Rabu. Tanpa harap saya mengecek email Yahoo. Sekalian mengecek Gmail karena seorang sahabat meninggalkan pesan yang tampaknya penting. Saya agak kaget. Dua-duanya ada satu pesan baru.Seperti biasa, saya menunda membaca email Yahoo, yang mungkin dari Kompas. Saya membuka pesan yang di Gmail dulu. Dari sahabat saya. Barulah setelah tak bisa menghindar lagi—dari rasa penasaran sekaligus takut kecewa—saya membuka kotak masuk Yahoo. Sambil mengatakan dalam hati,”Kalau ditolak, harus kuat!”.
Subjeknya singkat dan jelas. “Pengembalian Artikel”. Yang mengirim Bre Redana, Redakturnya. Saya menguat-nguatkan hati. Selama tiga minggu saya memikirkan bagaimana kalimat yang akan dikirimkan kepada saya nanti. Pernah membuat saya tak tidur semalaman. Saya punya firasat akan ditolak. Tapi seperti yang biasa saya katakana,”Kita tahu. Tapi tak benar-benar paham sebelum terjadi.”
Teman saya menghibur.“Wah, bangga dong dikirimi email oleh Bre Redana. Tak apa tak dimuat. Yang penting, Bre Redana tahu ada penulis cerpen namanya Yauma. Ya?”Saya tak berkata apa-apa
Melihat saya diam, dia melanjutkan,”Jarang patah arang ya? Kita kirim ke Playboy!”
Esoknya saya jadi penasaran, bagaiman cerpen yang Bre Redana kehendaki dan sesuai kompas. Mulailah saya bergerilya di Google. Saat saya ketik Bre Redana untuk melihat cerpen yang dia tulis, malah terbuka beberapa biografi singkat tentangnya.
Yang pertama di situs Djarum Black Innovation Awards. Di sana tertulis, Bre Redana adalah juri Djarum Black Innovation Awards. Kemudian, biografi lebih lengkap dimuat di Laman Pusat Bahasa. Bre Redana mulai menulis sejak kelas 2 STM, yang dikirim ke berbagai media. Karangannya juga coba dikirim ke harian Kompas, tetapi tidak ada satu pun yang diterima. Namun, di Sinar Harapan dan Merdeka-lah ia berjodoh. Tulisannya banyak dimuat.
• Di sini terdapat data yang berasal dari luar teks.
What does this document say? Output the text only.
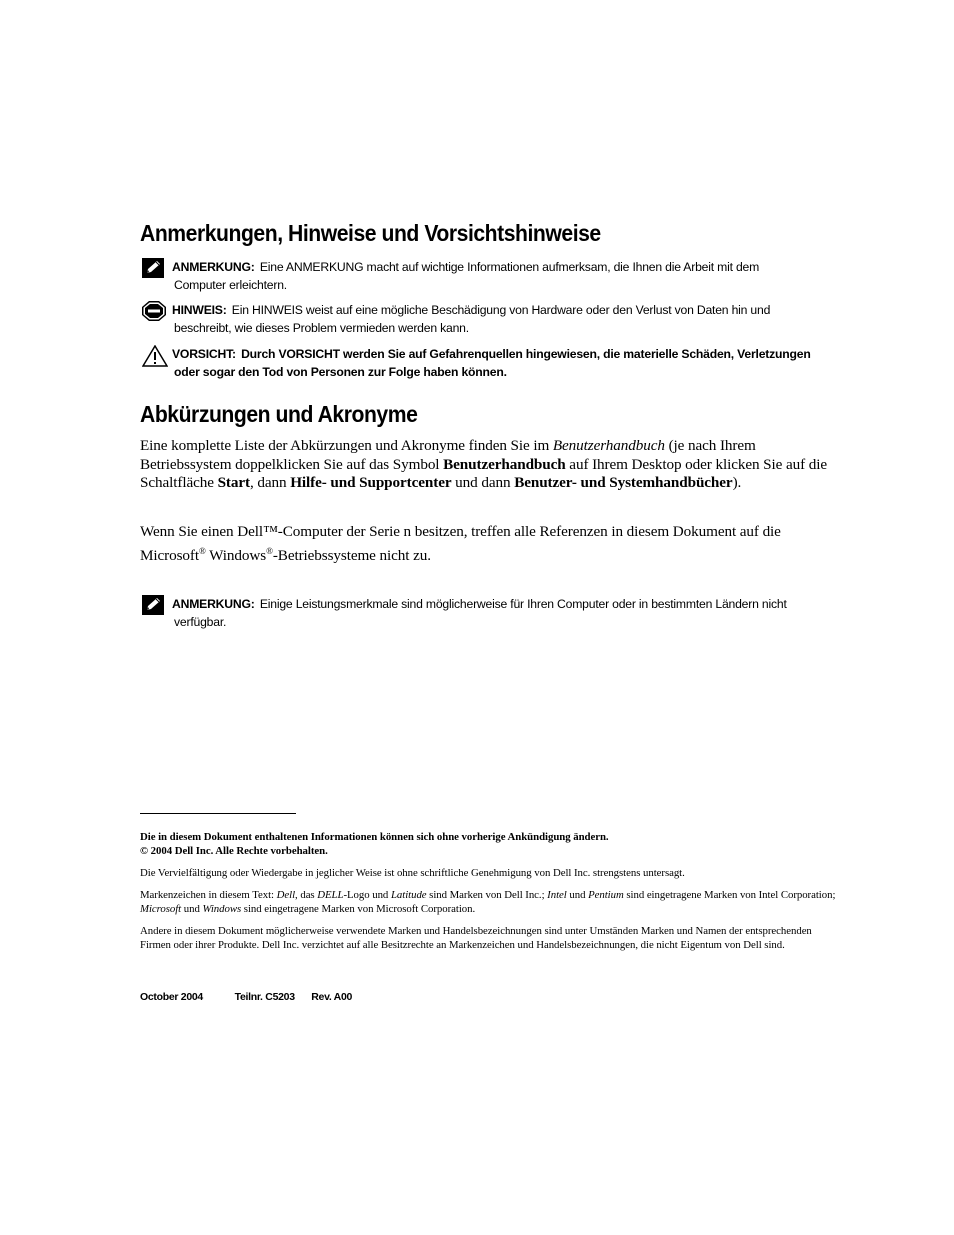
Anmerkungen, Hinweise und Vorsichtshinweise
ANMERKUNG: Eine ANMERKUNG macht auf wichtige Informationen aufmerksam, die Ihnen die Arbeit mit dem
Computer erleichtern.
HINWEIS: Ein HINWEIS weist auf eine mögliche Beschädigung von Hardware oder den Verlust von Daten hin und
beschreibt, wie dieses Problem vermieden werden kann.
VORSICHT: Durch VORSICHT werden Sie auf Gefahrenquellen hingewiesen, die materielle Schäden, Verletzungen
oder sogar den Tod von Personen zur Folge haben können.
Abkürzungen und Akronyme

Eine komplette Liste der Abkürzungen und Akronyme finden Sie im Benutzerhandbuch (je nach Ihrem Betriebssystem doppelklicken Sie auf das Symbol Benutzerhandbuch auf Ihrem Desktop oder klicken Sie auf die Schaltfläche Start, dann Hilfe- und Supportcenter und dann Benutzer- und Systemhandbücher).

Wenn Sie einen Dell™-Computer der Serie n besitzen, treffen alle Referenzen in diesem Dokument auf die Microsoft® Windows®-Betriebssysteme nicht zu.

ANMERKUNG: Einige Leistungsmerkmale sind möglicherweise für Ihren Computer oder in bestimmten Ländern nicht
verfügbar.
Die in diesem Dokument enthaltenen Informationen können sich ohne vorherige Ankündigung ändern.
© 2004 Dell Inc. Alle Rechte vorbehalten.
Die Vervielfältigung oder Wiedergabe in jeglicher Weise ist ohne schriftliche Genehmigung von Dell Inc. strengstens untersagt.
Markenzeichen in diesem Text: Dell, das DELL-Logo und Latitude sind Marken von Dell Inc.; Intel und Pentium sind eingetragene Marken von Intel Corporation; Microsoft und Windows sind eingetragene Marken von Microsoft Corporation.
Andere in diesem Dokument möglicherweise verwendete Marken und Handelsbezeichnungen sind unter Umständen Marken und Namen der entsprechenden Firmen oder ihrer Produkte. Dell Inc. verzichtet auf alle Besitzrechte an Markenzeichen und Handelsbezeichnungen, die nicht Eigentum von Dell sind.
October 2004	Teilnr. C5203 Rev. A00
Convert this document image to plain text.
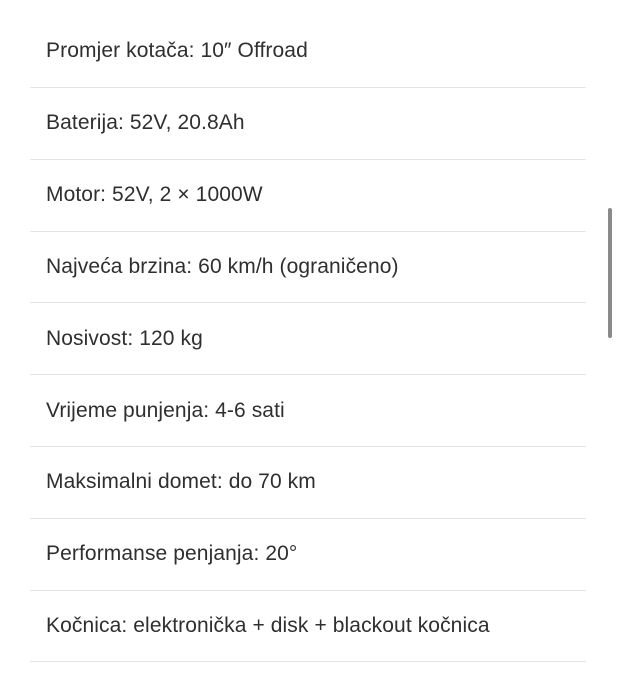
Promjer kotača: 10″ Offroad
Baterija: 52V, 20.8Ah
Motor: 52V, 2 × 1000W
Najveća brzina: 60 km/h (ograničeno)
Nosivost: 120 kg
Vrijeme punjenja: 4-6 sati
Maksimalni domet: do 70 km
Performanse penjanja: 20°
Kočnica: elektronička + disk + blackout kočnica
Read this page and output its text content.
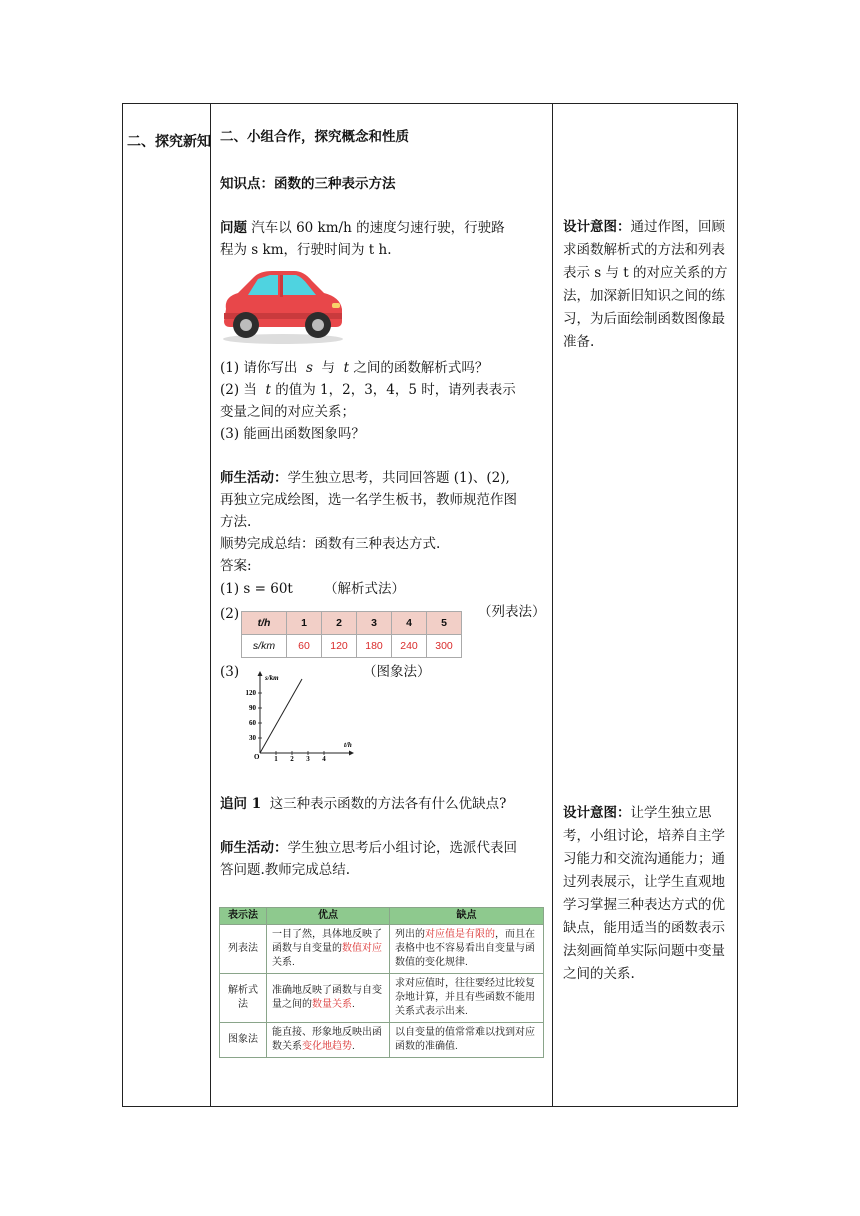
二、探究新知 二、小组合作，探究概念和性质
知识点：函数的三种表示方法
问题 汽车以 60 km/h 的速度匀速行驶，行驶路
程为 s km，行驶时间为 t h.
(1) 请你写出 s 与 t 之间的函数解析式吗？
(2) 当 t 的值为 1，2，3，4，5 时，请列表表示
变量之间的对应关系；
(3) 能画出函数图象吗？
师生活动：学生独立思考，共同回答题 (1)、(2),
再独立完成绘图，选一名学生板书，教师规范作图
方法.
顺势完成总结：函数有三种表达方式.
答案:
(1) s = 60t （解析式法）
(2)
t/h	1	2	3	4	5
s/km	60	120	180	240	300
（列表法）
(3)	（图象法）
s/km
t/h
120
90
60
30
1 2 3 4
O
追问 1 这三种表示函数的方法各有什么优缺点?
师生活动：学生独立思考后小组讨论，选派代表回
答问题.教师完成总结.
表示法	优点	缺点
列表法	一目了然，具体地反映了函数与自变量的数值对应关系.	列出的对应值是有限的，而且在表格中也不容易看出自变量与函数值的变化规律.
解析式法	准确地反映了函数与自变量之间的数量关系.	求对应值时，往往要经过比较复杂地计算，并且有些函数不能用关系式表示出来.
图象法	能直接、形象地反映出函数关系变化地趋势.	以自变量的值常常难以找到对应函数的准确值.
设计意图：通过作图，回顾求函数解析式的方法和列表表示 s 与 t 的对应关系的方法，加深新旧知识之间的练习，为后面绘制函数图像最准备.
设计意图：让学生独立思考，小组讨论，培养自主学习能力和交流沟通能力；通过列表展示，让学生直观地学习掌握三种表达方式的优缺点，能用适当的函数表示法刻画简单实际问题中变量之间的关系.
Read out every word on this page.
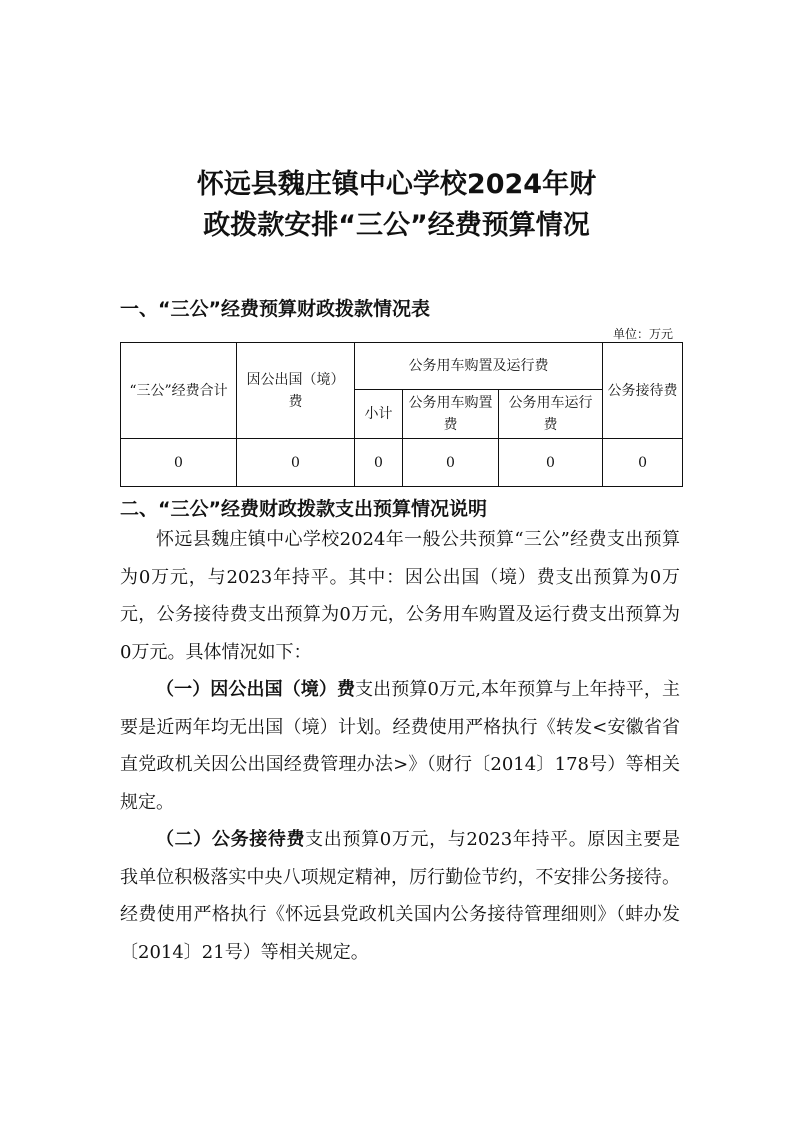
怀远县魏庄镇中心学校2024年财
政拨款安排“三公”经费预算情况
一、“三公”经费预算财政拨款情况表
单位：万元
“三公”经费合计	因公出国（境）费	公务用车购置及运行费			公务接待费
		小计	公务用车购置费	公务用车运行费	
0	0	0	0	0	0
二、“三公”经费财政拨款支出预算情况说明

怀远县魏庄镇中心学校2024年一般公共预算“三公”经费支出预算为0万元，与2023年持平。其中：因公出国（境）费支出预算为0万元，公务接待费支出预算为0万元，公务用车购置及运行费支出预算为0万元。具体情况如下：

（一）因公出国（境）费支出预算0万元,本年预算与上年持平，主要是近两年均无出国（境）计划。经费使用严格执行《转发<安徽省省直党政机关因公出国经费管理办法>》（财行〔2014〕178号）等相关规定。

（二）公务接待费支出预算0万元，与2023年持平。原因主要是我单位积极落实中央八项规定精神，厉行勤俭节约，不安排公务接待。经费使用严格执行《怀远县党政机关国内公务接待管理细则》（蚌办发〔2014〕21号）等相关规定。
Ia beroleh honor yang memadai sebagai penulis di harian ibu kota itu.
Ironisnya, baru saja lulus sarjana muda dari Satya Wacana, tahun 1981, Bre Redana malah diterima sebagai wartawan di harian Kompas yang sebelumnya tidak pernah menerima satu pun tulisannya. Bahkan sekarang beliau adalah editor desk non-berita Kompas.